A self-proclaimed “data nerd” with the desire to do good, Brennan brings his expertise in cyber security and love of data science to DataKind to tackle important matters like mental health issues in the U.S. He led the Thresholds DataCorps project to help improve mental health care in Illinois by identifying high-risk individuals and using predictive analysis to better determine needs, fill care gaps, and provide early intervention for those suffering from mental illness. Thanks to his team’s amazing work, Thresholds will be able to help more people with mental illnesses reclaim their lives.
What’s your day job?
By day, I’m a Security Analyst at Bloomberg LP, specializing in cybersecurity for the company. I became interested in cybersecurity at an early age while learning about it from my uncle and mentor. In college, I really enjoyed the courses I took in security, and relished in the idea of being able to defend myself. However, I also enjoy hacking and have fun working with the massive amounts of data collected in today’s digital world. At times, it almost feels like I have this Jekyll and Hyde personality, due to this mixed love of data science and cyber security.
Tell us about your work with DataKind.
I worked with DataKind and three other volunteer data scientists on a six-month project for a Chicago-based nonprofit company named Thresholds. Thresholds provides healthcare for individuals with mental illnesses in Illinois. There is a real need to address mental illness, but it’s difficult to identify and properly treat those in need. We explored the potential of using predictive analytics to help Thresholds identify high risk groups and anticipate patient needs in order to better treat and help more individuals. One of the challenges in healthcare is that data is often siloed across different agencies and medical centers. For the project, we were able to get data from Medicaid and the Cook County Jail, which was extremely helpful. Adding to the data that Thresholds had, we were able to create a data warehouse for them, along with automated reports and a dashboard that staff can use to help identify high risk individuals, tailor individual care, and anticipate future needs. It was a really exciting project to work on, and it is incredible to see the impact that the project is having. Thresholds is currently rolling out the automated reports we helped develop agency-wide, and they also have plans to expand the use of the data warehouse we created. The team was thrilled to be honored at Thresholds’ recent conference where we received the 2016 Thresholds Hero Award for our work on the project.
What inspires you to donate your skills to give back?

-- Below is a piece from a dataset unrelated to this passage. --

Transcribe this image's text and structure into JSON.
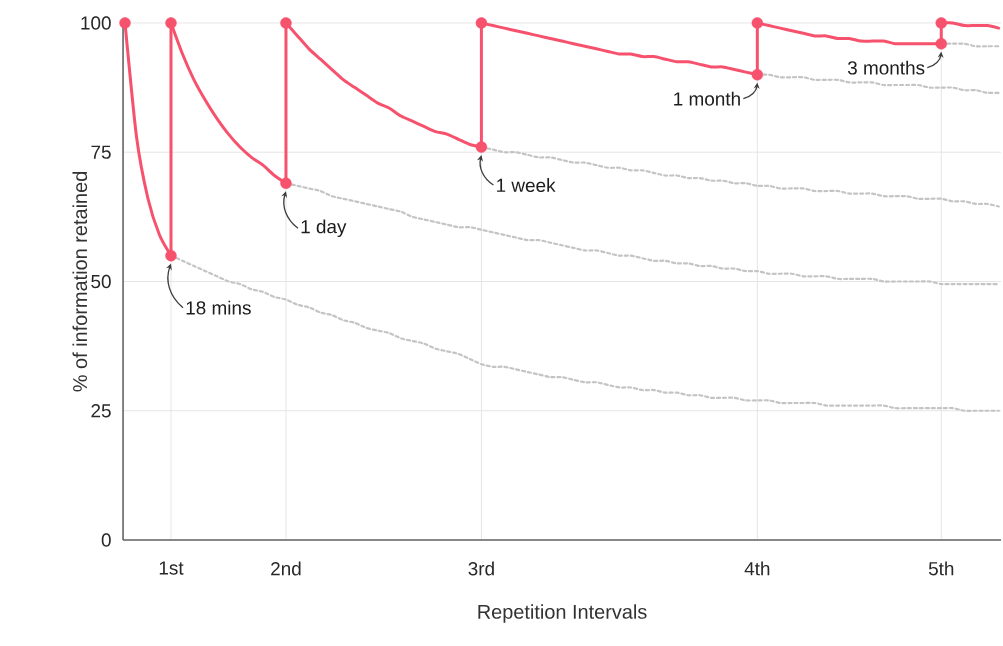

It’s a combination of things. Previously, I had volunteered and helped put together an event for the Special Olympics. My work on that project gave me a warm fuzzy feeling you get from doing something good and it made me realize I wanted to volunteer in even more meaningful ways. Since then, I have strived to help make a positive impact on people’s lives and change the world for the better. Working with DataKind gave me the opportunity to use my skills to give back and help people with mental illness, an issue that I feel needs more attention. It also let me fulfill the data nerd in me, and was just a lot of fun to work on.
What is one of the most surprising things you've learned or seen in working with data?
The amount of unstructured data available out there. It’s incredible to see how much data we’re just sitting on and the potential there is for it all. It just needs to be structured and massaged to get it into a usable format. Once this happens, there are all these “aha” moments and you can better see all the possibilities of what the data can be used for.
What blogs or articles do you love reading to stay up to date on all the data news?
I go to r-bloggers.com for the latest posts about R statistical programming language. fivethirtyeight.com has awesome data science stories with great visualizations, related to Politics, Economics, Science, Life, Sports and datasciencecentral.com is a great place to go for news as it’s an aggregator of all other data science blogs. For podcasts, I like the Data Skeptic (dataskeptic.com). I also like to attend Data Driven NYC meetups www.meetup.com/DataDrivenNYC
What advice do you have for someone just getting started with data science?
Learn as much as you can about the data. If you don’t know what the data is – get an expert. You’ve got the data and algorithms, but you need the social sector aspect or perspective to really identify, ask and answer what the problem is. This is where new data scientists struggle. They need to look at impact and usage on a deeper and more personal level.
When you’re not busy using data science to change the world, what do you like to do in your free time? What is a fact no one would know about you?
I’m a water polo player and compete and travel with my team to tournaments all over the country. I also participate in triathlons and enjoy swimming. One fun fact that not many people know is that I actually swam against Michael Phelps – when he and I were both 12 at a Junior Olympics regional swim competition.